Too many parents still hitting on wrong idea-- No U.S. law forbids corporal punishment of citizens under 18.
By Michael Pastore
From The Philadelphia Inquirer, January 16, 1999
Standing in line at the library yesterday, I watched a young parent whap a child's backside. When the child cried, she was ordered to stop, and when the crying didn't stop, the parent hit her again.

Usually, in these situations, I'd watch now and feel guilty later. But this time, I spoke out. Politely, I said: "Hitting doesn't work. There are better ways to teach children how to behave."

The child stopped crying and looked at me with wide-open eyes. The glaring mother shouted at me to mind my own (expletive!) business, then picked up her child and hurried off.

Fifty years ago, it was almost universally accepted that parents had the right to hit their children. My grandfather unshakably believed that hitting his son was necessary for the child's intellectual and moral growth. My father often wondered whether he should have hit me but never did. And I will never hit my child.

Today, the old gospel of using force to control children is rapidly losing disciples. Although the diehards and hit-hards remain unconvinced, how we perceive our children and their welfare has moved overwhelmingly toward a more humane and nonviolent perspective.

But if our consciousness is changing, our laws are lagging far behind. Right now, in America, there are no laws to prevent 26 percent of our population -- the 70 million persons under age 18 -- from being corporally punished (smacked, spanked or hit) by their parents.

In this respect, other nations are far more advanced. Twenty years ago, Sweden became the first to pass a law forbidding the corporal punishment of children. What happened next? Parents found gentler and wiser ways to work with their children. Austria, Croatia, Cyprus, Denmark, Finland, Italy, Latvia, Norway and the United Kingdom soon followed Sweden's example.

Ironically, our schools are better protected than our homes. Corporal punishment is banned in the schools of 27 states. That may reflect the work of a number of child-protection organizations devoted to the elimination of physical violence against children.
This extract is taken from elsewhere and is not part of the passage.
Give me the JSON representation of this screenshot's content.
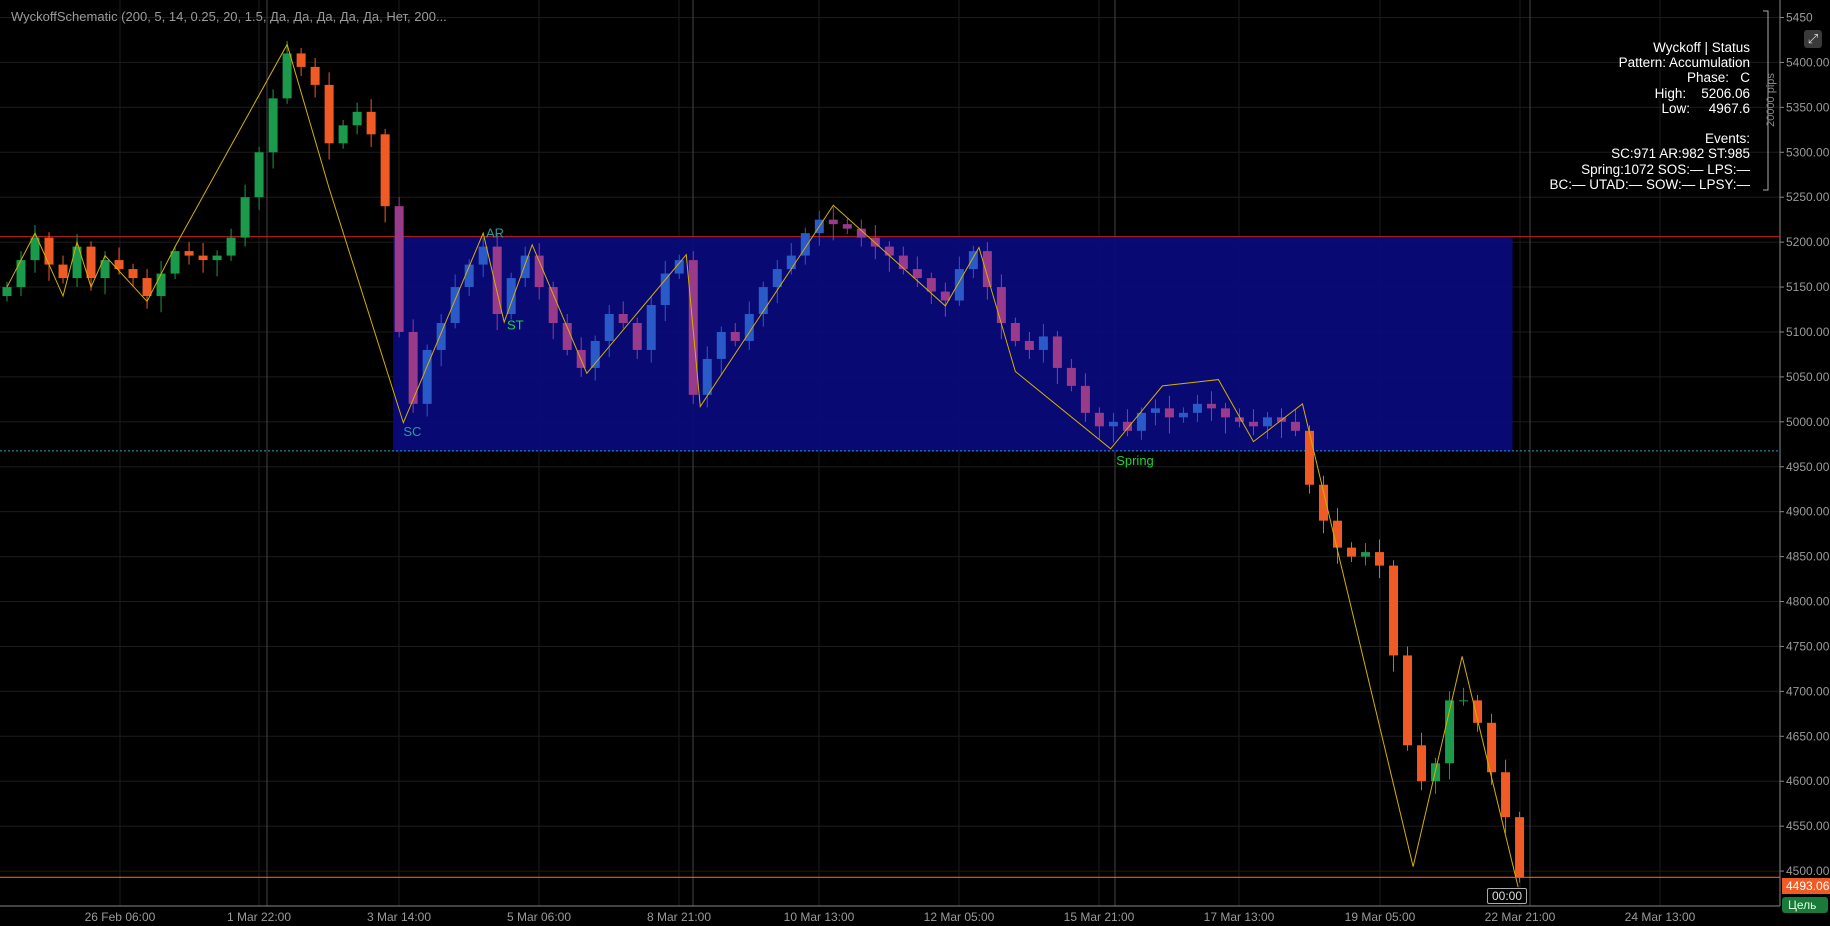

Two of the most active of these are the Philadelphia-based National Center for the Study of Corporal Punishment and Alternatives, directed by Irwin Hyman, and Parents and Teachers Against Violence in Education, directed by Jordan Riak.

Riak will certainly make national headlines on Jan. 26, when he plans to propose to the Oakland, Calif., City Council that the city become the nation's first "no-spanking zone." The proposal would not outlaw spanking but simply spark Oakland to fund a massive education campaign aimed at eliminating spanking in public places.

As you might expect, many parents are fighting to retain their freedom to hit, and their right to harm their child in whatever way they see fit. But their arguments are weakening in the face of testimony from physicians, psychiatrists and academic researchers.

Evidence indicates that hitting children is more than ethically wrong, that it hurts them for years afterward and in many complex ways. Physical punishment harms the child physically and emotionally. Hitting children increases their hostility and teaches violence. And because hitting creates a frustrated and unhappy child, hitting increases, not decreases, the child's antisocial behavior.

Murray Straus, in his book Beating the Devil out of Them, writes that if we cease corporal punishment, children will reap many benefits. They will be less likely to engage in alcohol abuse, adult violence or masochistic sex. They have a lower rate of depression, a greater probability of completing higher education, and a better chance of earning a higher income.

One day in this young nation, children will be seen not as possessions to be manipulated by their parents' whims but as one-of-a-kind individuals who deserve the utmost respect. Until then, those who care about children must work to make our laws protect each child's body and natural rights.